But football wasn’t just extremely violent. It was deadly. The Chicago Tribune reported 18 football-related fatalities in 1904, mostly among prep school players. After another 19 died the following year, universities such as Stanford, Northwestern and Duke dropped football. Others threatened to do the same unless changes were made.

Prodded by President Theodore Roosevelt, an avid football fan who worried that the game could be outlawed if not made safer, more than 60 schools met after the 1905 season and approved rulebook revisions. Among them were the abolition of dangerous mass formations, the creation of a neutral zone between offenses and defenses, the doubling of the first-down distance to 10 yards and legalization of the forward pass.

The problem was, many of the old school believed the introduction of the pass would sissify the game, make it less physical and manly, and would cause people to lose interest.

Those who feared the forward pass would immediately ruin football needn’t have worried because old-school coaches of the East’s top colleges viewed it as a risky gimmick. Yale tried only three passes in its season opener. All failed.

“Well executed they are undoubtedly highly spectacular, but the risk of dropping the ball is so great as to make the practice extremely hazardous and its desirability doubtful,” the New York Times editorialized.

Unlike the Eastern elites, Saint Louis University coach Eddie Cochems gave the new rule the old college try. Before the start of the 1906 season, he cloistered his team in a Jesuit retreat in Wisconsin, as he later wrote, for “the sole purpose of studying and developing the pass.”

In the opener for Saint Louis against Carroll College on September 5, 1906, Bradbury Robinson threw football’s first legal forward pass. The toss hit the ground untouched, resulting in a turnover. But Robinson later connected on a 20-yard touchdown pass. Thanks in part to the forward pass, undefeated Saint Louis outscored its 1906 opponents, 407-11. (How the Forward Pass Saved Football, Christopher Klein, June 1, 2023, history.com).

Sometimes, in order to change the game, one must be so overwhelmed by the pain of the current situation, that you are willing to put everything on the line.

In the book of Nehemiah we find such a man.

- Read Nehemiah 1:11b - 2:8

I. IF YOU CARE, YOU PRAY AND WAIT

If you remember, last week we saw that there was somewhere between 3 months and 5 months between when Nehemiah heard about things in Jerusalem, and when he approached the king. What did he do during that time? What did he do during those months? He prayed and waited. He prayed and he waited.

Yale’s heard that the definition of insanity is doing the same thing again and again and expecting different results. That quote’s been attributed to a lot of people over the years, but the earliest it can be definitively found was from a Knoxville, TN newspaper article from October 1981, reporting on a recent Al-Anon meeting.

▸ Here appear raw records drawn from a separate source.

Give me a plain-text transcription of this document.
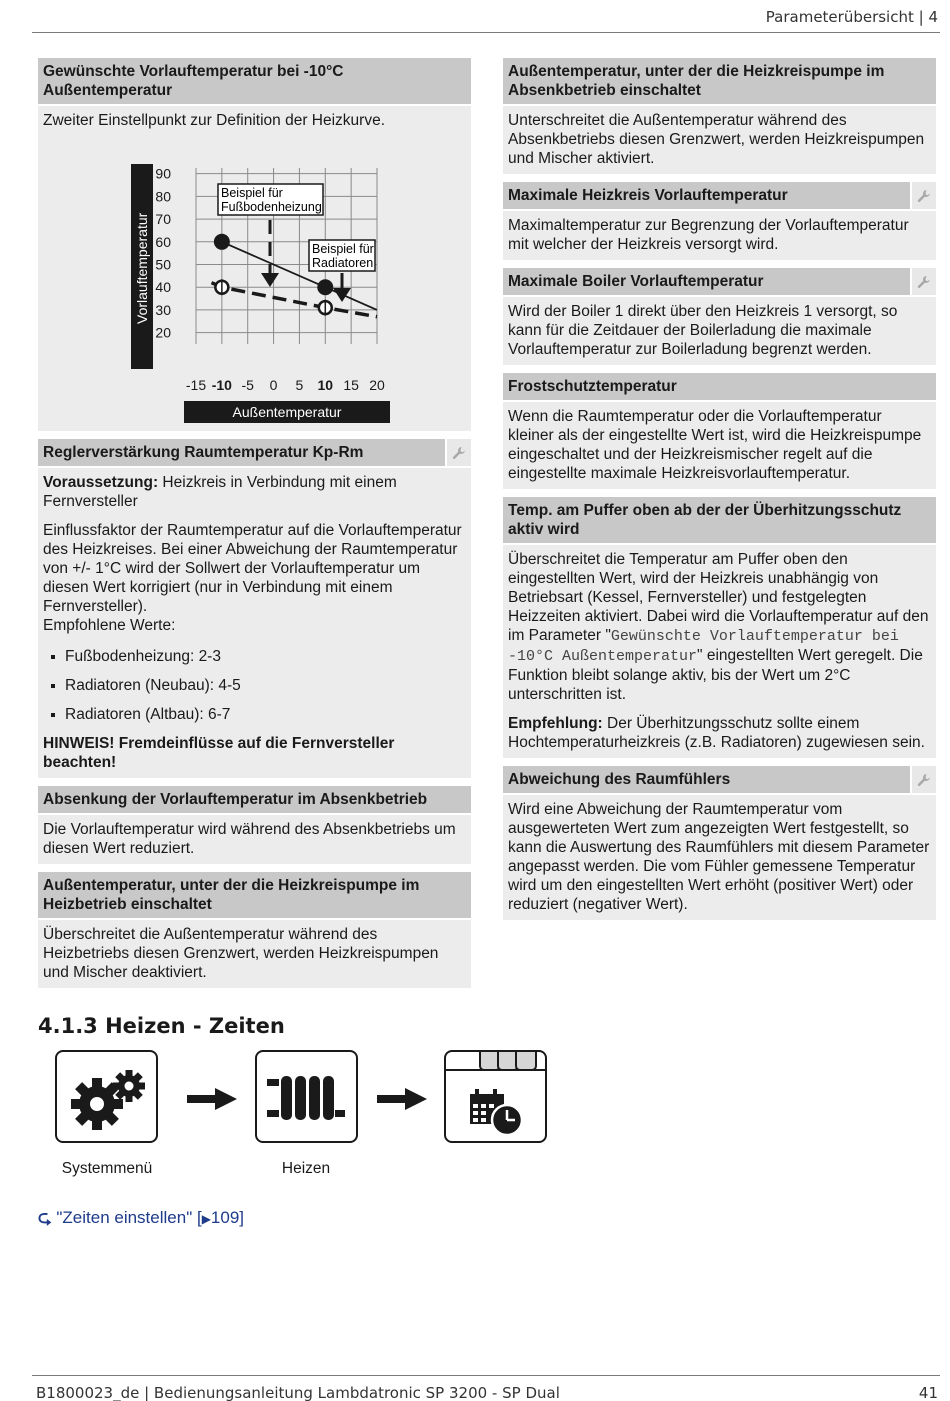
Parameterübersicht | 4
Gewünschte Vorlauftemperatur bei -10°C Außentemperatur

Zweiter Einstellpunkt zur Definition der Heizkurve.

Vorlauftemperatur
90
80
70
60
50
40
30
20
-15 -10 -5 0 5 10 15 20
Beispiel für
Fußbodenheizung
Beispiel für
Radiatoren
Außentemperatur
Reglerverstärkung Raumtemperatur Kp-Rm

Voraussetzung: Heizkreis in Verbindung mit einem Fernversteller

Einflussfaktor der Raumtemperatur auf die Vorlauftemperatur des Heizkreises. Bei einer Abweichung der Raumtemperatur von +/- 1°C wird der Sollwert der Vorlauftemperatur um diesen Wert korrigiert (nur in Verbindung mit einem Fernversteller).
Empfohlene Werte:

Fußbodenheizung: 2-3
Radiatoren (Neubau): 4-5
Radiatoren (Altbau): 6-7

HINWEIS! Fremdeinflüsse auf die Fernversteller beachten!

Absenkung der Vorlauftemperatur im Absenkbetrieb

Die Vorlauftemperatur wird während des Absenkbetriebs um diesen Wert reduziert.

Außentemperatur, unter der die Heizkreispumpe im Heizbetrieb einschaltet

Überschreitet die Außentemperatur während des Heizbetriebs diesen Grenzwert, werden Heizkreispumpen und Mischer deaktiviert.

Außentemperatur, unter der die Heizkreispumpe im Absenkbetrieb einschaltet

Unterschreitet die Außentemperatur während des Absenkbetriebs diesen Grenzwert, werden Heizkreispumpen und Mischer aktiviert.

Maximale Heizkreis Vorlauftemperatur

Maximaltemperatur zur Begrenzung der Vorlauftemperatur mit welcher der Heizkreis versorgt wird.

Maximale Boiler Vorlauftemperatur

Wird der Boiler 1 direkt über den Heizkreis 1 versorgt, so kann für die Zeitdauer der Boilerladung die maximale Vorlauftemperatur zur Boilerladung begrenzt werden.

Frostschutztemperatur

Wenn die Raumtemperatur oder die Vorlauftemperatur kleiner als der eingestellte Wert ist, wird die Heizkreispumpe eingeschaltet und der Heizkreismischer regelt auf die eingestellte maximale Heizkreisvorlauftemperatur.

Temp. am Puffer oben ab der der Überhitzungsschutz aktiv wird

Überschreitet die Temperatur am Puffer oben den eingestellten Wert, wird der Heizkreis unabhängig von Betriebsart (Kessel, Fernversteller) und festgelegten Heizzeiten aktiviert. Dabei wird die Vorlauftemperatur auf den im Parameter "Gewünschte Vorlauftemperatur bei -10°C Außentemperatur" eingestellten Wert geregelt. Die Funktion bleibt solange aktiv, bis der Wert um 2°C unterschritten ist.

Empfehlung: Der Überhitzungsschutz sollte einem Hochtemperaturheizkreis (z.B. Radiatoren) zugewiesen sein.

Abweichung des Raumfühlers

Wird eine Abweichung der Raumtemperatur vom ausgewerteten Wert zum angezeigten Wert festgestellt, so kann die Auswertung des Raumfühlers mit diesem Parameter angepasst werden. Die vom Fühler gemessene Temperatur wird um den eingestellten Wert erhöht (positiver Wert) oder reduziert (negativer Wert).

4.1.3 Heizen - Zeiten
Systemmenü	Heizen
⮎ "Zeiten einstellen" [▶109]
B1800023_de | Bedienungsanleitung Lambdatronic SP 3200 - SP Dual	41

While in some cases that may be true, but when God is involved and we are praying, we continue to pray until He words.

When Joshua and the Israelites marched around Jericho, the first 6 days they marched and nothing happened. Can you imagine the people?

On day 1 the people ask, “Joshua, what are we doing today?” “We’re marching around the wall.” On day 2 the people ask, “Joshua, what are we doing today?” “We’re marching around the wall. They did that 6 times with nothing happening, until the 7th day changed everything.

In 2 Kings 5, Elisha told Naaman, dip in the river 7 times. He did and he was cured of his leprosy. What if he had quit after only 4 or 5? He never would have been cured.

I wonder how often we see our prayers unanswered because we don’t give God time to work?

There are times, like when Peter tried walking on water and began to sink that we cry out, “Lord save me, I’m sinking,” and God answers immediately. There are other times when we pray and pray and pray, and we give God time to work the way He wants to. That’s why Jesus told the parables about the guy who went to his neighbor and asked for bread and didn’t quit knocking until his neighbor got up and gave it to him. That’s why Jesus told us to parable about the widow who kept returning to the judge asking for justice, until the judge finally gave her what she requested.